La situation exceptionnelle liée au Coronavirus soulève de nombreuses questions en matière du droit des assurances sociales dans un contexte international. Vous trouverez ci-dessous un résumé des règles applicables dans différentes situations. L’objectif général est de réduire autant que possible les conséquences de l’actuelle crise sanitaire sur les assurances sociales dans un contexte international, ainsi que les effets des mesures prises par les Etats pour lutter contre la pandémie.

Personnes soumises à l’Accord sur la libre circulation des personnes ou la Convention AELE

Assujettissement aux assurances maintenu: principes généraux 
La situation exceptionnelle liée au coronavirus ne change rien à l’assujettissement des personnes couvertes par l'Accord sur la libre circulation des personnes (ALCP) ou par la Convention AELE et soumises normalement à la législation suisse de sécurité sociale en vertu de ces règles de coordination. Pendant cette situation exceptionnelle, les personnes qui sont temporairement dans l'incapacité d’accomplir physiquement leur travail en Suisse, qui exercent temporairement leur activité à domicile, qui travaillent davantage à domicile ou qui ne peuvent pas se rendre sur leur lieu de travail en Suisse pour débuter comme prévu leur activité à la date figurant sur leur contrat de travail restent assujetties au droit suisse.
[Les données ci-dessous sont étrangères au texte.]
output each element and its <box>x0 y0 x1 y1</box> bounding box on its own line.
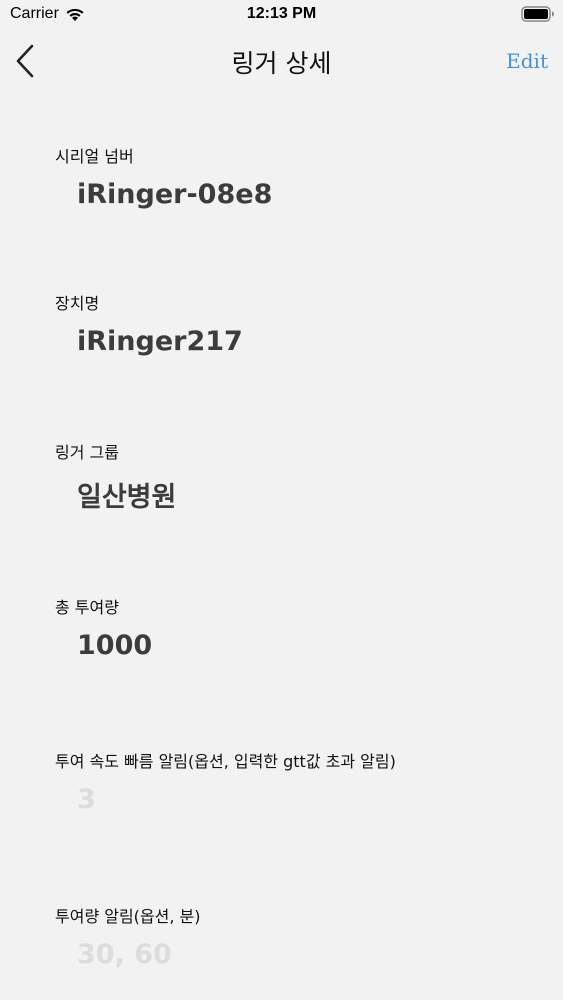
total-dose-value: 1000 <box>77 630 153 661</box>
speed-alert-label: 투여 속도 빠름 알림(옵션, 입력한 gtt값 초과 알림) <box>55 752 396 771</box>
battery-icon <box>521 6 554 22</box>
dose-alert-label: 투여량 알림(옵션, 분) <box>55 907 201 926</box>
status-bar: Carrier 12:13 PM <box>0 0 563 30</box>
device-name-label: 장치명 <box>55 294 100 313</box>
speed-alert-input[interactable]: 3 <box>77 784 96 815</box>
total-dose-label: 총 투여량 <box>55 598 119 617</box>
status-time: 12:13 PM <box>246 5 317 22</box>
serial-number-value: iRinger-08e8 <box>77 179 273 210</box>
ringer-group-value: 일산병원 <box>77 482 177 513</box>
page-title: 링거 상세 <box>231 49 332 78</box>
dose-alert-input[interactable]: 30, 60 <box>77 939 172 970</box>
edit-button[interactable]: Edit <box>506 49 548 73</box>
navigation-bar: 링거 상세 Edit <box>0 30 563 94</box>
device-name-value: iRinger217 <box>77 326 243 357</box>
ringer-group-label: 링거 그룹 <box>55 443 119 462</box>
serial-number-label: 시리얼 넘버 <box>55 147 134 166</box>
Travailleurs frontaliers et travail à domicile : assujettissement maintenu 
Les travailleurs frontaliers en provenance d’un État de l’UE ou de l’AELE et exerçant temporairement tout ou partie de leur activité à domicile en raison du coronavirus restent soumis à la législation suisse de sécurité sociale. De même pour les travailleurs frontaliers qui se trouvaient déjà dans une situation d’activités exercées habituellement dans plusieurs pays, une fluctuation temporaire du taux de l’activité exercée dans le pays de résidence en raison du coronavirus ne modifie pas leur assujettissement.

Il n'est pas nécessaire que les personnes concernées soient systématiquement titulaires d’une attestation relative à la législation nationale applicable (formulaire A1) dans le cadre de la situation exceptionnelle liée au coronavirus.


Droit des travailleurs frontaliers aux allocations suisses pour perte de gain en cas de mesures destinées à lutter contre le coronavirus 
Les travailleurs frontaliers – ressortissants suisses, d’un État de l’UE ou de l’AELE et qui résident dans un État de l’UE, resp. de l’AELE – peuvent prétendre aux allocations suisses pour perte de gain en cas de mesures destinées à lutter contre le coronavirus lorsque les conditions légales sont remplies. Cela concerne les personnes qui doivent interrompre leur activité professionnelle en Suisse du fait que la garde de leurs enfants de moins de 12 ans par des tiers n'est plus garantie dans leur pays de résidence en raison des mesures nationales prises par cet Etat pour lutter contre l'épidémie. Il en va de même pour les personnes qui doivent interrompre leur activité professionnelle en Suisse en raison d'une mesure de quarantaine ordonnée dans leur pays de résidence. La mesure concerne également les travailleurs indépendants frontaliers qui subissent une perte de revenus en raison de la fermeture d'une entreprise ou de l'interdiction de manifestations ordonnées par le Conseil fédéral et les artistes indépendants dont les engagements en Suisse ont été annulés ou qui ont dû annuler leur propre manifestation en raison des mesures de lutte contre le coronavirus.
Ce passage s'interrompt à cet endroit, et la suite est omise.